El crecimiento de la energía renovable se distribuyó en 704 GW de instalaciones centralizadas y 582 GW de generación distribuida, desplegadas en distintas regiones del país. Este avance refuerza la estrategia de transición hacia un modelo eléctrico, con la energía solar como eje central hacia el año 2030.

Entre enero y julio pasados, China añadió 85,65 GW de capacidad fotovoltaica, cifra que representa un descenso del 62 por ciento respecto al mismo período de 2025. Sin embargo, la Administración Nacional de Energía subrayó que la producción solar alcanzó un hito al generar el 41,2 por ciento de la electricidad nacional en el primer semestre, superando por primera vez el umbral del 40 por ciento.

En términos de consumo, la energía solar aportó 802.400 millones de kilovatios hora en los primeros siete meses del año, un incremento interanual del 15,5 por ciento.

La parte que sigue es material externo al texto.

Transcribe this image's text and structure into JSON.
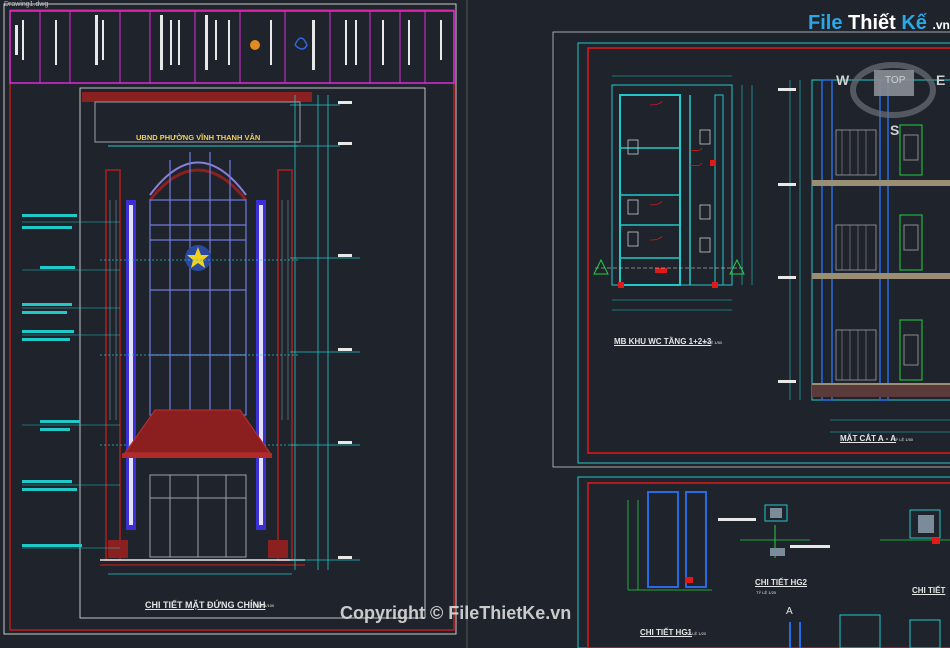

Este volumen ya representa el 13 % del consumo eléctrico total del país, 1,7 puntos por encima de la media registrada en 2025.

El avance no solo es reconocido dentro de China, organizaciones internacionales como el laboratorio de ideas británico Ember y Greenpeace destacaron que el crecimiento de la energía solar, junto con la eólica y el almacenamiento, está acercando al país a un punto de inflexión en su sistema eléctrico. Ambas entidades advirtieron que será necesario contener el papel del carbón e integrar de manera eficiente la capacidad fotovoltaica a la red nacional, garantizando así la estabilidad y soberanía energética.